Bade Bacheli is a town and a Nagar Palika in Dantewada district  in the state of Chhattisgarh, India. It is now very well known as NMDC Township with nature all around to explore and witness. It is situated roughly 400 km from Raipur, capital of Chhattisgarh. The way to travel is by Road with frequent bus service from Raipur, Bhilai, Jagdalpur, and Hyderabad, Visakhapatnam or by train from Jagdalpur and Vishakhapatnam.

Demographics
 India census, Bade Bacheli had a population of 21,435 of which 11,071 are males while 10,364 are females as per the report released by Census India 2011.

The population of children aged 0–6 is 2796, or 13.04% of the total population of Bade Bacheli (M). In Bade Bacheli Municipality, the female sex ratio is 936 against the state average of 991. Moreover, the child sex ratio in Bade Bacheli is around 1028 compared with the Chhattisgarh state average of 969. The literacy rate of Bade Bacheli city is around 68.05%, 14,587 total literates, of which 8,373 are male and 6,214 female (2011 census). In Bade Bacheli, male literacy is around 75.63% while the female literacy rate is 59.96%.

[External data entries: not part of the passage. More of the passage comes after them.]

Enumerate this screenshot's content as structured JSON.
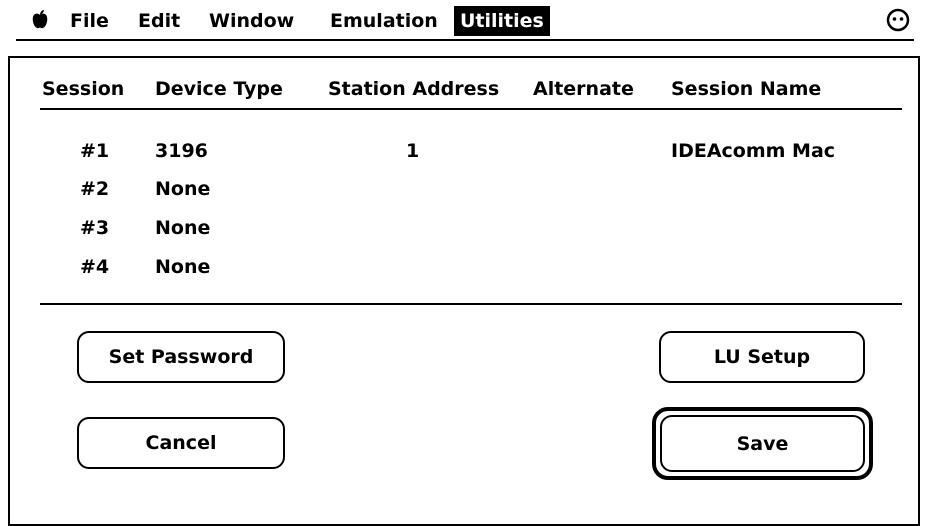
{
  "menubar": {
    "items": [
      {
        "label": "File"
      },
      {
        "label": "Edit"
      },
      {
        "label": "Window"
      },
      {
        "label": "Emulation"
      },
      {
        "label": "Utilities",
        "selected": true
      }
    ]
  },
  "table": {
    "headers": [
      "Session",
      "Device Type",
      "Station Address",
      "Alternate",
      "Session Name"
    ],
    "rows": [
      {
        "session": "#1",
        "device_type": "3196",
        "station_address": "1",
        "alternate": "",
        "session_name": "IDEAcomm Mac"
      },
      {
        "session": "#2",
        "device_type": "None",
        "station_address": "",
        "alternate": "",
        "session_name": ""
      },
      {
        "session": "#3",
        "device_type": "None",
        "station_address": "",
        "alternate": "",
        "session_name": ""
      },
      {
        "session": "#4",
        "device_type": "None",
        "station_address": "",
        "alternate": "",
        "session_name": ""
      }
    ]
  },
  "buttons": {
    "set_password": "Set Password",
    "lu_setup": "LU Setup",
    "cancel": "Cancel",
    "save": "Save"
  },
  "icons": {
    "apple": "apple-logo",
    "status": "smiley-face"
  }
}
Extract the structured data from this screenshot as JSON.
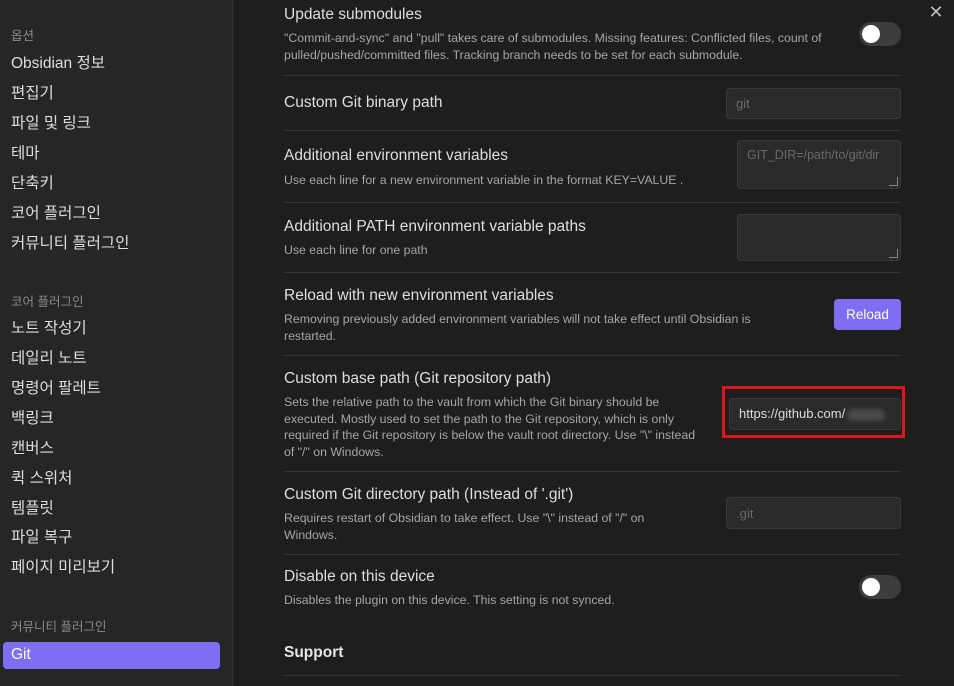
{
  "sidebar": {
    "options_heading": "옵션",
    "options": [
      "Obsidian 정보",
      "편집기",
      "파일 및 링크",
      "테마",
      "단축키",
      "코어 플러그인",
      "커뮤니티 플러그인"
    ],
    "core_heading": "코어 플러그인",
    "core": [
      "노트 작성기",
      "데일리 노트",
      "명령어 팔레트",
      "백링크",
      "캔버스",
      "퀵 스위처",
      "템플릿",
      "파일 복구",
      "페이지 미리보기"
    ],
    "community_heading": "커뮤니티 플러그인",
    "community": [
      "Git"
    ]
  },
  "main": {
    "close_symbol": "✕",
    "settings": {
      "update_submodules": {
        "title": "Update submodules",
        "desc": "\"Commit-and-sync\" and \"pull\" takes care of submodules. Missing features: Conflicted files, count of pulled/pushed/committed files. Tracking branch needs to be set for each submodule.",
        "toggle": "off"
      },
      "git_binary": {
        "title": "Custom Git binary path",
        "placeholder": "git"
      },
      "env_vars": {
        "title": "Additional environment variables",
        "desc": "Use each line for a new environment variable in the format KEY=VALUE .",
        "placeholder": "GIT_DIR=/path/to/git/dir"
      },
      "path_vars": {
        "title": "Additional PATH environment variable paths",
        "desc": "Use each line for one path",
        "placeholder": ""
      },
      "reload_env": {
        "title": "Reload with new environment variables",
        "desc": "Removing previously added environment variables will not take effect until Obsidian is restarted.",
        "button": "Reload"
      },
      "base_path": {
        "title": "Custom base path (Git repository path)",
        "desc": "Sets the relative path to the vault from which the Git binary should be executed. Mostly used to set the path to the Git repository, which is only required if the Git repository is below the vault root directory. Use \"\\\" instead of \"/\" on Windows.",
        "value": "https://github.com/"
      },
      "git_dir": {
        "title": "Custom Git directory path (Instead of '.git')",
        "desc": "Requires restart of Obsidian to take effect. Use \"\\\" instead of \"/\" on Windows.",
        "placeholder": ".git"
      },
      "disable_device": {
        "title": "Disable on this device",
        "desc": "Disables the plugin on this device. This setting is not synced.",
        "toggle": "off"
      }
    },
    "support_heading": "Support"
  },
  "colors": {
    "accent": "#7f6df2",
    "highlight": "#e0141b"
  }
}
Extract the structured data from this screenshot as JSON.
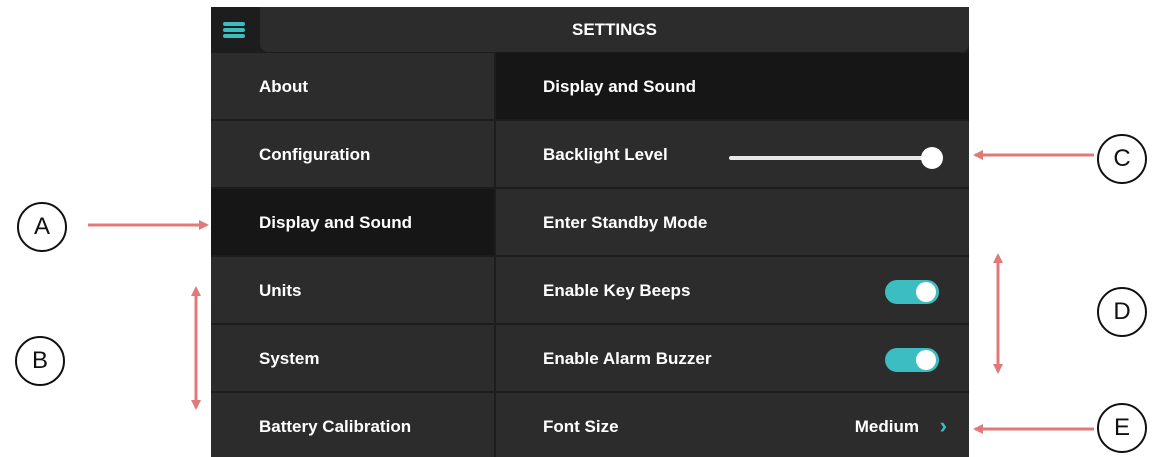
{
  "header": {
    "title": "SETTINGS"
  },
  "left_menu": {
    "items": [
      {
        "label": "About"
      },
      {
        "label": "Configuration"
      },
      {
        "label": "Display and Sound",
        "selected": true
      },
      {
        "label": "Units"
      },
      {
        "label": "System"
      },
      {
        "label": "Battery Calibration"
      }
    ]
  },
  "right_panel": {
    "title": "Display and Sound",
    "backlight": {
      "label": "Backlight Level",
      "level": 1.0
    },
    "standby": {
      "label": "Enter Standby Mode"
    },
    "key_beeps": {
      "label": "Enable Key Beeps",
      "enabled": true
    },
    "alarm_buzzer": {
      "label": "Enable Alarm Buzzer",
      "enabled": true
    },
    "font_size": {
      "label": "Font Size",
      "value": "Medium"
    }
  },
  "callouts": {
    "a": "A",
    "b": "B",
    "c": "C",
    "d": "D",
    "e": "E"
  },
  "colors": {
    "accent": "#3bbdc1",
    "arrow": "#e07a7a",
    "panel": "#2c2c2c",
    "panel_dark": "#161616"
  },
  "icons": [
    "hamburger-menu-icon",
    "chevron-right-icon"
  ]
}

Bade Bacheli Municipality has total administration over 5,398 houses to which it supplies basic amenities like water and sewerage. It is also authorized to build roads within the Municipality limits and impose taxes on properties coming under its jurisdiction.

The population has raised primarily after the commissioning of the National Mineral Development Corporation (Government Organization)project here.

Points of interest
Local points of interest include:

 Ghadi Chowk, which showcases the "tribal and cultural wealth" of Bastar, situated in the centre of Bacheli town.

 HighTech Park (Baludyan) and Ambedkar park with amusement activities and decoration in the city.

 Iron ore deposits (10&11A,5) under National Mineral Development Corporation, hills and unique technique to crush iron to extract the ore.

 Akashnagar, a small residential place in the hills.

 Lingeswar Temple known for its architectural structure and history.

 The Essar Steel Slurry beneficiation plant situated in Kirandul is 10 km away from Bacheli Township and is used to transport iron ore through Slurry pipeline to Essar Steel’s pellet plant facility in Visakhapatnam. It has its own helipad.

 Ramabooti Temple is situated in Kirandul 11B Deposit, 10 km away from Bacheli Township.

 The local mountain range is known for its deposits of iron ore. Total 14 reserves have been discovered in this range out of which the mining activities are going on in 3 deposits.

 Palnar -the first cashless village in Chhattisgarh is some 34 km away from Bacheli.